Lawyers in Local Government (LLG) has echoed a watchdog’s criticisms of the workings of the revamped local government standards regime.

In its annual report for 2012/13, published last week, the Committee for Standards in Public Life (CSPL) accepted that the new system – introduced through the Localism Act 2011 – required time to bed in properly.

However, it raised specific concerns about the new regime, namely:

  • Its operation in local authorities where leadership is inadequate;
  • The lack of meaningful sanctions;
  • The weakness of the ‘independent person’ arrangements; and
  • The lack of time that was available for transition to the new system.

Eleanor Hoggart, Assistant Practice Director at Legal Services Lincolnshire and LLG’s national spokeswoman on monitoring officer and governance issues, said: “We would resonantly echo the concerns of CSPL over local government standards. Indeed, the Committee has been made aware of our concerns both directly and indirectly.

“The January 2013 revisions to the Seven Principles in Public Life were a valuable and luminous refresh which clearly highlighted the propriety standards expected of all who serve in public office. At local level, however, there are still some issues.

“For instance, as the CSPL report indicates, the new regime fails to catch ‘….inappropriate behaviour which would not pass the strict tests required to warrant a criminal prosecution, but which deserves a sanction stronger than simple censure'. Because while ‘censure may carry opprobrium in the political arena it is often considered unacceptably lenient by the public relative to other areas of their experience’.”

Hoggart added: “LLG certainly doesn’t seek to promote unnecessary bureaucracy, nor has it any wish to exercise inappropriate controls. But if the public are to trust local government the regime does need to have the robustness the public would reasonably expect.”

Tony Kilner, LLG’s Policy and Development Officer, argued that the criminal provisions in the Localism Act and Regulations were very narrowly drawn, covering a limited area of the Nolan Principles, “namely the more obvious financial interests”.

He said: “They do not extend to many possible breaches of standards which in the past have been regarded as serious. The nominal sanctions available to local authorities are inadequate and (at a time when trust in politicians is at a low ebb) could well bring the new standards regime into disrepute.”

Kilner suggested that the absence of a single code of conduct for local government, following repeal of the statutory code, had led to wide variations in the standards required of councillors. “This absence of national coherence and consistency surrounding standards is in our view unlikely to promote a climate of continuous improvement in this area.”

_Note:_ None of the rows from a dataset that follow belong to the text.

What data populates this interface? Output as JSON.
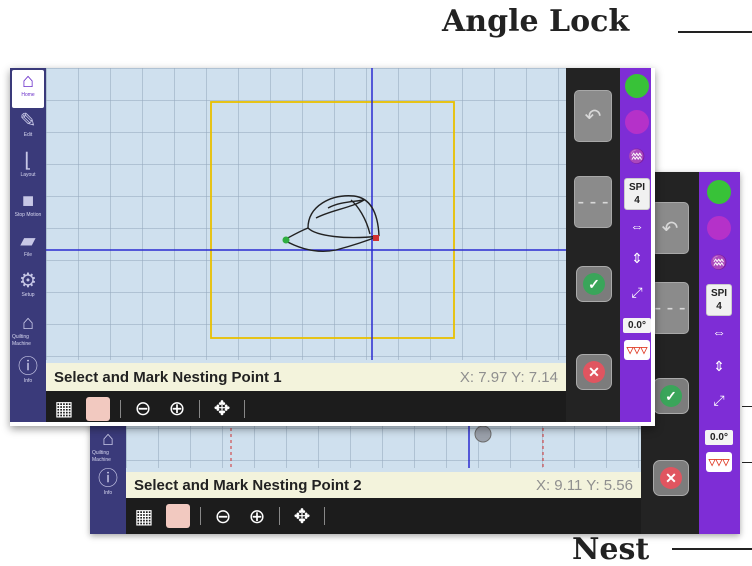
{
  "titles": {
    "top": "Angle Lock",
    "bottom": "Nest"
  },
  "nav": {
    "items": [
      {
        "label": "Home",
        "icon": "home-icon"
      },
      {
        "label": "Edit",
        "icon": "pencil-icon"
      },
      {
        "label": "Layout",
        "icon": "layout-icon"
      },
      {
        "label": "Stop Motion",
        "icon": "camera-icon"
      },
      {
        "label": "File",
        "icon": "folder-icon"
      },
      {
        "label": "Setup",
        "icon": "gears-icon"
      },
      {
        "label": "Quilting Machine",
        "icon": "sewing-machine-icon"
      },
      {
        "label": "Info",
        "icon": "info-icon"
      }
    ]
  },
  "front_screen": {
    "status_message": "Select and Mark Nesting Point 1",
    "coords": "X: 7.97 Y: 7.14",
    "spi_label": "SPI",
    "spi_value": "4",
    "angle": "0.0°"
  },
  "back_screen": {
    "status_message": "Select and Mark Nesting Point 2",
    "coords": "X: 9.11 Y: 5.56",
    "spi_label": "SPI",
    "spi_value": "4",
    "angle": "0.0°"
  },
  "colors": {
    "nav_bg": "#3a3a7a",
    "accent_purple": "#7e2dd6",
    "canvas": "#cfe0ee",
    "guide_line": "#2a2ad0",
    "bounding_box": "#e8c000",
    "status_green": "#38c238",
    "status_magenta": "#b531c9"
  }
}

He acknowledged that the operational flexibilities of the new regime were welcomed and would save some cost and time in dealing with complaints. “However, these could have been provided without the almost complete repeal of the former regime.”

Nicholas Dobson, LLG’s Communications Officer, said: “Local government standards exist for two key reasons, i.e. so that those: (i) elected to represent and serve the public behave in the way that the public would reasonably expect; and (ii) taking decisions on behalf of and affecting the public do so without any taint or perception of self-interest.

“Although many aspects of the previous regime may well have been over bureaucratic and cumbersome, we do nevertheless feel that the Localism Act changes weakened processes to such a degree as to render them unfit for their overriding purpose of promoting confidence in local democracy.”